In 1976 Dickey Doo, a 1950s rock ‘n’ roll singer, completed construction of his palatial dream home — called Xanadu — into the face of a quarry in Upper Makefield, off of Taylorsville Road.
Less than two years later, the one-time mega star’s dream house was all washed up.
What was once a fabulous mansion (with an indoor swimming pool, 20-foot high doors, and a living room big enough to entertain 100 people) had become a dilapidated three-story reminder of the technical miscalculations and financial problems that befell Richard A. Doo, formerly of the rock group Dickey Doo and the Don’ts.

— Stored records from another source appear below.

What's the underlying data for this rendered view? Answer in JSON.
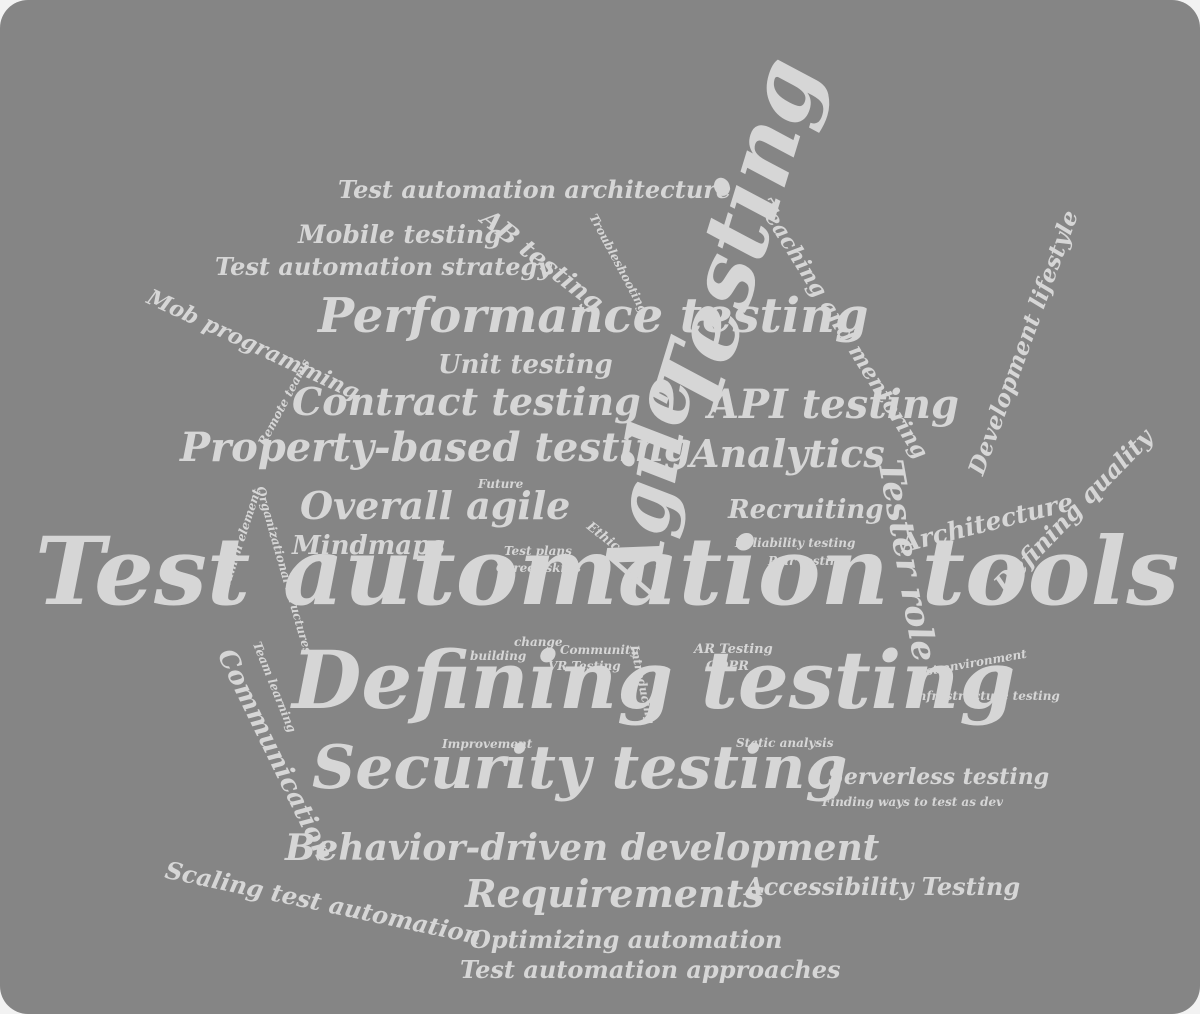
{
  "words": [
    "Test automation tools",
    "Defining testing",
    "Security testing",
    "Testing",
    "Agile",
    "Performance testing",
    "Behavior-driven development",
    "Property-based testing",
    "Contract testing",
    "API testing",
    "Analytics",
    "Overall agile",
    "Requirements",
    "Tester role",
    "Test automation architecture",
    "Mobile testing",
    "Test automation strategy",
    "Mob programming",
    "AB testing",
    "Teaching and mentoring",
    "Development lifestyle",
    "Unit testing",
    "Remote teams",
    "Troubleshooting",
    "Architecture",
    "Defining quality",
    "Recruiting",
    "Mindmaps",
    "Future",
    "Ethics",
    "Test plans",
    "Career skills",
    "Reliability testing",
    "Pair testing",
    "Human element",
    "Organizational structures",
    "Communication",
    "Team learning",
    "change",
    "building",
    "Community",
    "VR Testing",
    "Introducing",
    "AR Testing",
    "GDPR",
    "Test environment",
    "Infrastructure testing",
    "Improvement",
    "Static analysis",
    "Serverless testing",
    "Finding ways to test as dev",
    "Scaling test automation",
    "Accessibility Testing",
    "Optimizing automation",
    "Test automation approaches"
  ]
}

Xanadu (named for Kubla Khan’s palace of pleasures in William Coleridge’s poem “Kubla Khan”) was designed by Doo to be a fusion between earth and man, “which should reflect exactly what I’ve become, what I’ve evolved into — whatever that is,” he explained in a 1976 interview.
In 1977 Doo sold his, er, “evolutionary reflection” to a religious sect (the Universal Church of Neuropathy) and skedaddled.
A year later, Upper Makefield officials decided that the building, which was sagging, rotted and expected to collapse, was too dangerous to be left standing. Vandals had already stripped the structure of many valuable fixtures, carpeting, doorways and windows.
And so, in 1980, Xanadu merged with the infinite. It was four years old.